Furthermore, the virus does not inevitably develop resistance to antiretroviral drugs because the lower concentration of drugs in the sanctuary sites is not sufficient to confer a competitive advantage upon drug-resistant strains. The investigators constructed a mathematical model to explain how the virus evolves during ART without the emergence of highly drug-resistant strains. According to their calculations, drug-sensitive HIV strains tend to dominate over drug-resistant strains when the effective drug concentration is low. At intermediate drug concentrations, drug-resistant strains start to dominate, and at high concentrations, HIV cannot grow.

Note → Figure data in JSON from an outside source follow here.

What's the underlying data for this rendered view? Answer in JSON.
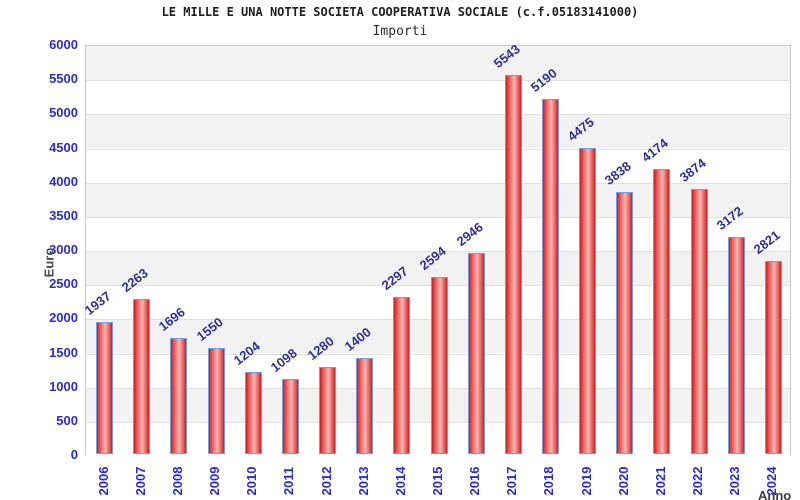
{
  "header": {
    "title": "LE MILLE E UNA NOTTE SOCIETA COOPERATIVA SOCIALE (c.f.05183141000)",
    "subtitle": "Importi"
  },
  "chart_data": {
    "type": "bar",
    "title": "LE MILLE E UNA NOTTE SOCIETA COOPERATIVA SOCIALE (c.f.05183141000)",
    "subtitle": "Importi",
    "xlabel": "Anno",
    "ylabel": "Euro",
    "categories": [
      "2006",
      "2007",
      "2008",
      "2009",
      "2010",
      "2011",
      "2012",
      "2013",
      "2014",
      "2015",
      "2016",
      "2017",
      "2018",
      "2019",
      "2020",
      "2021",
      "2022",
      "2023",
      "2024"
    ],
    "values": [
      1937,
      2263,
      1696,
      1550,
      1204,
      1098,
      1280,
      1400,
      2297,
      2594,
      2946,
      5543,
      5190,
      4475,
      3838,
      4174,
      3874,
      3172,
      2821
    ],
    "ylim": [
      0,
      6000
    ],
    "ytick_step": 500,
    "ytick_labels": [
      "0",
      "500",
      "1000",
      "1500",
      "2000",
      "2500",
      "3000",
      "3500",
      "4000",
      "4500",
      "5000",
      "5500",
      "6000"
    ],
    "grid": "horizontal, alternating shaded bands",
    "legend": "none",
    "colors": {
      "bar_fill_edge": "#cc2020",
      "bar_fill_center": "#f7b5b2",
      "bar_border": "#6fa0e0",
      "tick_label": "#2b2bd6",
      "value_label": "#30309a",
      "axis_title": "#4a4a4a",
      "band_shade": "#f2f2f2",
      "gridline": "#e0e0e0",
      "plot_border": "#c9c9c9",
      "background": "#ffffff"
    }
  }
}
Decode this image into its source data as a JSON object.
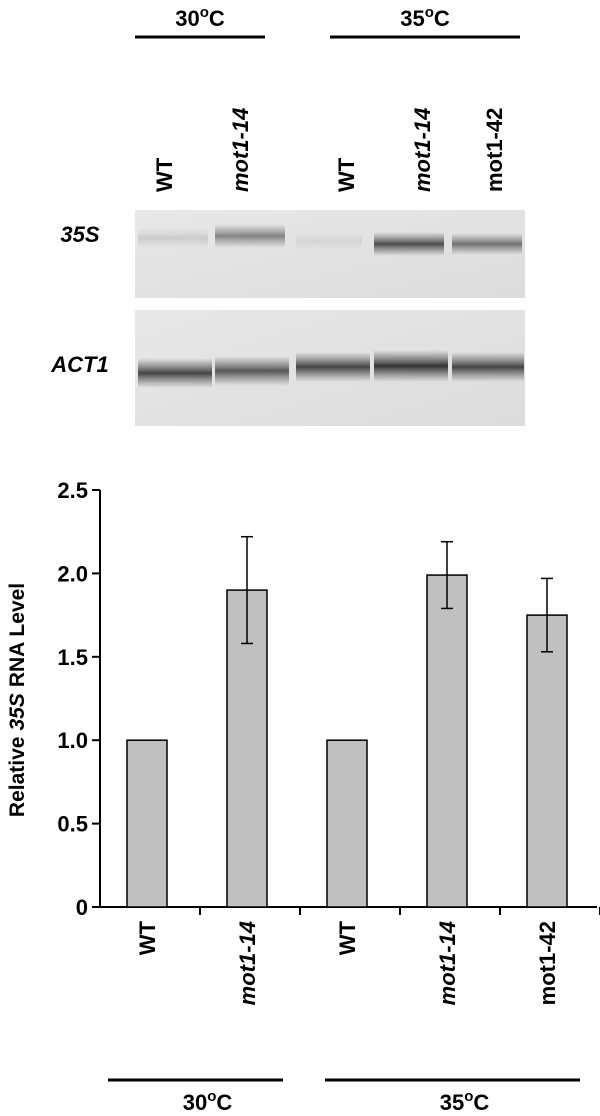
{
  "blot": {
    "groups": [
      [
        "30",
        "o",
        "C"
      ],
      [
        "35",
        "o",
        "C"
      ]
    ],
    "lanes": [
      "WT",
      "mot1-14",
      "WT",
      "mot1-14",
      "mot1-42"
    ],
    "rows": [
      "35S",
      "ACT1"
    ]
  },
  "chart_data": {
    "type": "bar",
    "ylabel": [
      "Relative",
      "35S",
      "RNA Level"
    ],
    "categories": [
      "WT",
      "mot1-14",
      "WT",
      "mot1-14",
      "mot1-42"
    ],
    "values": [
      1.0,
      1.9,
      1.0,
      1.99,
      1.75
    ],
    "errors": [
      null,
      0.32,
      null,
      0.2,
      0.22
    ],
    "color": "#c0c0c0",
    "ylim": [
      0,
      2.5
    ],
    "yticks": [
      0,
      0.5,
      {
        "value": 1,
        "label": "1.0"
      },
      1.5,
      {
        "value": 2,
        "label": "2.0"
      },
      2.5
    ],
    "groups": [
      [
        "30",
        "o",
        "C"
      ],
      [
        "35",
        "o",
        "C"
      ]
    ]
  }
}
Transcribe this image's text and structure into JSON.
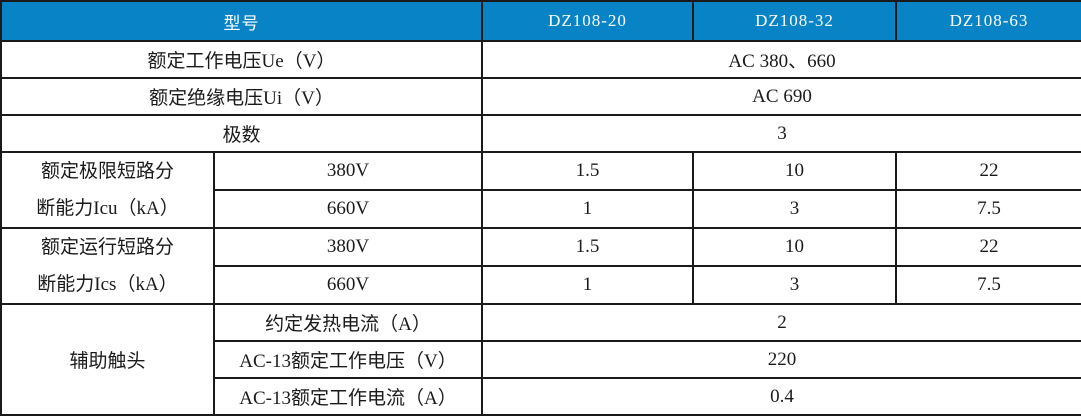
{
  "table": {
    "header": {
      "model_label": "型号",
      "columns": [
        "DZ108-20",
        "DZ108-32",
        "DZ108-63"
      ]
    },
    "rows": {
      "ue": {
        "label": "额定工作电压Ue（V）",
        "value": "AC 380、660"
      },
      "ui": {
        "label": "额定绝缘电压Ui（V）",
        "value": "AC 690"
      },
      "poles": {
        "label": "极数",
        "value": "3"
      },
      "icu": {
        "label": "额定极限短路分\n断能力Icu（kA）",
        "sub": [
          {
            "label": "380V",
            "values": [
              "1.5",
              "10",
              "22"
            ]
          },
          {
            "label": "660V",
            "values": [
              "1",
              "3",
              "7.5"
            ]
          }
        ]
      },
      "ics": {
        "label": "额定运行短路分\n断能力Ics（kA）",
        "sub": [
          {
            "label": "380V",
            "values": [
              "1.5",
              "10",
              "22"
            ]
          },
          {
            "label": "660V",
            "values": [
              "1",
              "3",
              "7.5"
            ]
          }
        ]
      },
      "aux": {
        "label": "辅助触头",
        "sub": [
          {
            "label": "约定发热电流（A）",
            "value": "2"
          },
          {
            "label": "AC-13额定工作电压（V）",
            "value": "220"
          },
          {
            "label": "AC-13额定工作电流（A）",
            "value": "0.4"
          }
        ]
      }
    },
    "colors": {
      "header_bg": "#0884C6",
      "header_text": "#FFFFFF",
      "border": "#1A1A1A",
      "body_text": "#1A1A1A"
    }
  }
}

These findings explain the failure of treatment intensification to fully suppress de novo infection and highlight issues surrounding the barriers to delivering antiretroviral drugs at clinically effective concentrations in the infectious viral reservoir (the lymphoid tissue compartment).
This study provides a new perspective on the persistence of HIV-1 in the body, showing a different type of "sanctuary," harboring cells with low levels of HIV replication that move into the blood. These results also reveal how dynamic and spatial processes act together to permit HIV-1 to persist within the infected host and avoid development of resistance despite antiretroviral therapy.
Achieving optimal cellular pharmacokinetics and spatial distribution of antiretroviral drugs in lymphoid tissue to fully suppress viral replication and preserve immune function would be a prerequisite to the elimination of the viral reservoir and ultimately a step towards a cure for HIV-1 infection.